Short on time to create and foster partnerships? Here are three simple ways to get started.
There are plenty of reasons for libraries to collaborate. Partnering with other organizations and people increases your resources, increases your reach, promotes creativity, models teamwork for others, and helps your community work toward common goals. Lest we forget, libraries have a lot to offer our partners, too; we are trusted, well situated for exposure and usually pretty competent in marketing our programs and services.
Collaborations are especially important for small and rural libraries. At Perry Public Library, we find them so valuable that we strongly encourage all full-time staff to participate with a civic or community group, attending meetings on work time, as a library representative. My staff is a great addition to any board because they all have great organizational and critical-decision making skills; their community involvement reflects well on the library and promotes outreach into the community.
Even one-person libraries will benefit from volunteering on local boards or joining a community service organizations like Kiwanis, Rotary, Lions or Elks.
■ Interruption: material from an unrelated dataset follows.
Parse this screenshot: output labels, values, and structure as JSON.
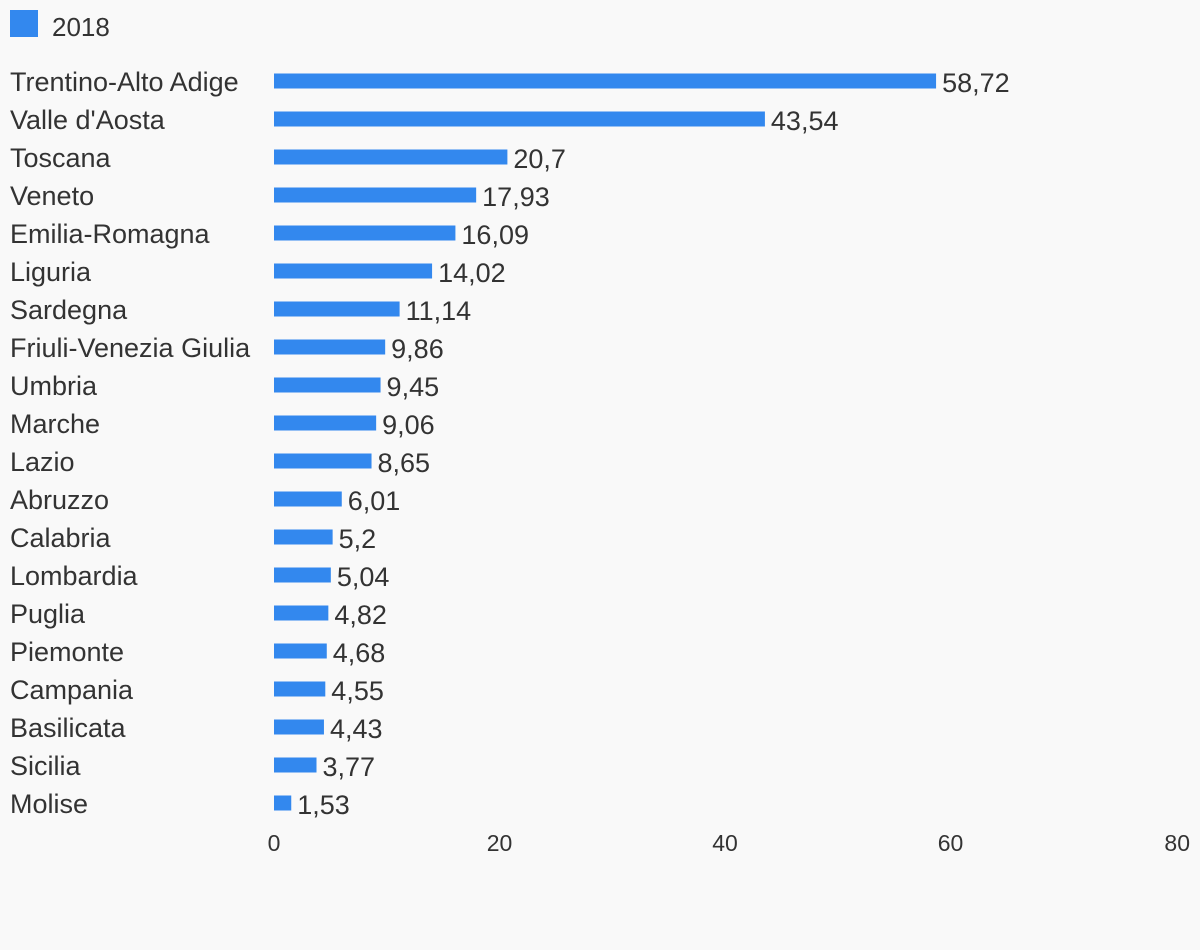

Of course, getting to this point can be of a bit of a catch-22. If you have limited resources and a small staff, partnerships can help fill gaps in your programming. But how can you find the time to create and foster the relationships? Here are three simple ways to get started.
New at this? Start with schools
The first natural partnerships for libraries — and a great place to get your "partnership feet" wet, so to speak — are with your local schools. Bringing storytime programs to preschools and elementary schools requires very little effort and can reap broad exposure to potential library users while furthering the library’s literacy goal. Anytime the library can capture children’s attention and introduce them to the wonder of books is invaluable.
Preschools and schools usually like the children’s librarian coming into their facility because it is a great, high-quality, free program — and because the children are exposed to another community advocate promoting reading and the wonder of books.
Make a list of your resources
Even the tiniest community has government entities, community groups or educational institutions that can be tapped for programming. Think about the existing resources in your community and how they could align with your strategic plan, goals and key areas of interest your library serves.
If you have a goal of understanding the past, you may want to talk to the local historic preservation group, the cemetery association, the local museum in your town, and the town or county or state genealogy society. If your goal is to increase STEM programs, check out your local Area Education Association, the State Department of Education, other libraries that have implemented STEM programming, local businesses based on science, math or engineering, local science teachers, your state or local Department of Natural Resources, or your county Conservation Board.
The hospital may not spring to mind as a natural partner. However, in the case of increasing awareness of health issues such as diabetes or heart disease, the hospital may have an education program that you could partner and host at the library. Having the program at the library may suit the hospital in broadening their audience and raising awareness of these health problems.
Another great partner is your state land grant university extension outreach department. In Iowa, we have the Iowa State University Extension and Outreach Coordinators. They teach anything from financial literacy, financial decisions for every stage of your life, babysitting basics, nutrition for all ages, cooking classes, child safety and more.
Don't forget your customers
The last group I want to mention are your patrons. Most patrons have something they collect, something they do, something they know about (sometimes in great detail), and something that they can talk about or teach or demonstrate.
Our library has a LifeLong Learning program in which we have hosted a fair number of patrons doing what they do best — including baking bread, making cakes, crafting, smoking meats, tying flies, glamping (glamorous camping), storytelling, model railroading, fishing, astronomy (when the eclipse happened) and beer brewing. Give these folks a platform from which to share their knowledge and you are both creating learning opportunities and building community.
The library is uniquely located in all communities. Creating partnerships with other organizations, businesses, and other city departments can yield great benefits. In using collaborative partnerships, the library demonstrates how working together makes a difference in your community.
Mary K. Murphy is the director of the Perry Public Library in Perry, Iowa. This blog post is part of a series, organized by Iowa State Library, exploring programming in small libraries throughout the state.